By Rev. Michael X., JCL

 

Vatican officials are on the hunt for Abp. Carlo Maria Viganò.

 

According to sources within the Vatican, the Secretariat of State of the Holy See — under the direction of Pietro Cardinal Parolin — has communicated an instruction to its internal and external security services to use its "intelligence resources" to locate the physical whereabouts of Abp. Viganò.

 

This request has been communicated not only in order to prevent more unpredictable damage to the image of Pope Francis and the Holy See on the world stage, but also to "prepare the terrain" for the former apostolic nuncio-turned-whistleblower to be prosecuted for alleged multiple crimes against Vatican and Church law.

 

The urgency with which the location of Abp. Viganò is being sought is all the more palpable since, according to canon 1507 of the Code of Canon Law and other procedural and penal norms of the Holy See and Vatican City State, Abp. Viganò cannot be prosecuted or even punished unless he first be given the opportunity to be officially notified in writing of the specific canonical and Vatican crimes he is alleged to have committed and be given the opportunity to defend himself against them.

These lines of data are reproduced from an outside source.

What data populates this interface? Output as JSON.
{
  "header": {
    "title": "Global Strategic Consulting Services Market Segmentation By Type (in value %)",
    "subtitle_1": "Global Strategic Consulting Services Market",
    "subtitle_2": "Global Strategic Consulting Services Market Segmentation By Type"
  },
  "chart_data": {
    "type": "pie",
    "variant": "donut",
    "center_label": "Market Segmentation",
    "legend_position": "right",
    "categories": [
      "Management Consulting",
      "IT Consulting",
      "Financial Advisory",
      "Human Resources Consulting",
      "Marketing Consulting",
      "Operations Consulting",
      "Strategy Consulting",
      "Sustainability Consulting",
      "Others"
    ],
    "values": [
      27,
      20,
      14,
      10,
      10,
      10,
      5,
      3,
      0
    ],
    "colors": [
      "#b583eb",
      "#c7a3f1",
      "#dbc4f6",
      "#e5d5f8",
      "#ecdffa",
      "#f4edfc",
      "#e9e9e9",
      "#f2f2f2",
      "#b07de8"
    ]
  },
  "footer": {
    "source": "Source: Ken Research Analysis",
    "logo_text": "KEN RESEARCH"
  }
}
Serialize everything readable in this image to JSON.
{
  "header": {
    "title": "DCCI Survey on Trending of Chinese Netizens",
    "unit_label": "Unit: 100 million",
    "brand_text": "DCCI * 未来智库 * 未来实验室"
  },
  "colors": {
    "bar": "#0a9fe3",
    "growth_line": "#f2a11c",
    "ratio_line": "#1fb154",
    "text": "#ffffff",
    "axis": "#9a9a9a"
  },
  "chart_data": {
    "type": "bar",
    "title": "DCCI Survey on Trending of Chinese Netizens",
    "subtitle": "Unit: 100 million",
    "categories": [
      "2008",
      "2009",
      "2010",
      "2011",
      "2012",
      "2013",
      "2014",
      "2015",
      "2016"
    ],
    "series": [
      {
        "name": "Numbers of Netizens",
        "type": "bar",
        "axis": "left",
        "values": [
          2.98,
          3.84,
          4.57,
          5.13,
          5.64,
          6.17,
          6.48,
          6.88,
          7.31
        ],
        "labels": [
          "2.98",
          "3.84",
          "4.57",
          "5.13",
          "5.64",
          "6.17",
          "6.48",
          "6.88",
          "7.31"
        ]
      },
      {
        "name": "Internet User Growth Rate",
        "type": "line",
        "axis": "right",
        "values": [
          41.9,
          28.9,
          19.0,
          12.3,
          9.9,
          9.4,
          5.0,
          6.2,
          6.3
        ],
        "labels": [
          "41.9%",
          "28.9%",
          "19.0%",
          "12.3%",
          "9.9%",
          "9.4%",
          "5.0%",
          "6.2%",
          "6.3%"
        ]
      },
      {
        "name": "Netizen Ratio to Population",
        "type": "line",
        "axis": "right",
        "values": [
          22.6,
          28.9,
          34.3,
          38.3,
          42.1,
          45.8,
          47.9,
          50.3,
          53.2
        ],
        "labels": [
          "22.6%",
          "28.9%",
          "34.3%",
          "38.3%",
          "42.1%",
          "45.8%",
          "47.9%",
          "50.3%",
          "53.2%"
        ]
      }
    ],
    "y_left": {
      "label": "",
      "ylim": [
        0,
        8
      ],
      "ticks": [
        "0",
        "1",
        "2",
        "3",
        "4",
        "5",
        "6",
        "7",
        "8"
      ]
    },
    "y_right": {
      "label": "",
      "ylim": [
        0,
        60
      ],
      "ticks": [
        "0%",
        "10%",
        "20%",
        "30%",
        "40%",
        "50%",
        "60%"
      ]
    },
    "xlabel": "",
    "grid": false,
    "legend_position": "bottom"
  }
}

As first reported by the very well-informed Baron Roberto de Mattei (Corrispondenza Romana, September 5), criminal counts are said to be in the process of being researched and drafted in a libellus accusatorius (canonical criminal complaint) for Viganò having allegedly committed perjury for his having breached pontifical and other forms of state secrecy in violation of, among other norms, the Instruction Secreta continere on the Pontifical Secret issued on February 4, 1974 by John Cardinal Villot, Secretary of State of the Vatican.

 

The specific Norms of Secreta being researched for applicability and evidence in support of potential prosecution include:

 

1. Art. I-4 for Abp. Viganò’s alleged divulgation of extrajudicial denunciations received by him during his service of the Holy See regarding crimes against faith and morals and the Sacrament of Penance, and the process and decision pertaining to the handling of these denunciations regarding Theodore Cardinal McCarrick and other clerics referenced by Viganò in his testimony and in the articles of journalists to whom the archbishop is alleged to have disseminated such classified information;

 

2. Art. I-7 for his alleged dissemination of Vatican secrets gained by reason of office pertaining to appointments of bishops, specifically regarding the appointment of Cdl. Blase Cupich as archbishop of Chicago, Illinois;

 

3. Art. I-9 for his alleged divulgation of the electronically encrypted order transmitted by the Secretariat of State to Abp. Viganò regarding the appointment of Bp. Robert McElroy to the see of San Diego, California;

 

4. Art. I-10 for his breaching of "business or matters which are so grave in nature that they are placed under the Pontifical Secret by the Supreme Pontiff or a Cardinal of the relevant Dicastery."

 

News of the Vatican deploying its vast international resources to track down and prosecute Abp. Viganò are consistent with his assertions made to [veteran Italian Catholic Vaticanist] Aldo Maria Valli on their final encounter: that Viganò had "purchased a plane ticket," that he was "traveling abroad," that he "could not tell [Valli] where," that Valli "should not try to find him," that "his old cellular number will no longer be functioning," and that they "saluted each other one last time."

 

Viganò, in saying goodbye to Valli, appears to have known exactly what the worst elements of the Vatican and its agents are capable of.

 

Let us hope he has taken every necessary precaution from falling into the hands of those who would wish him ill.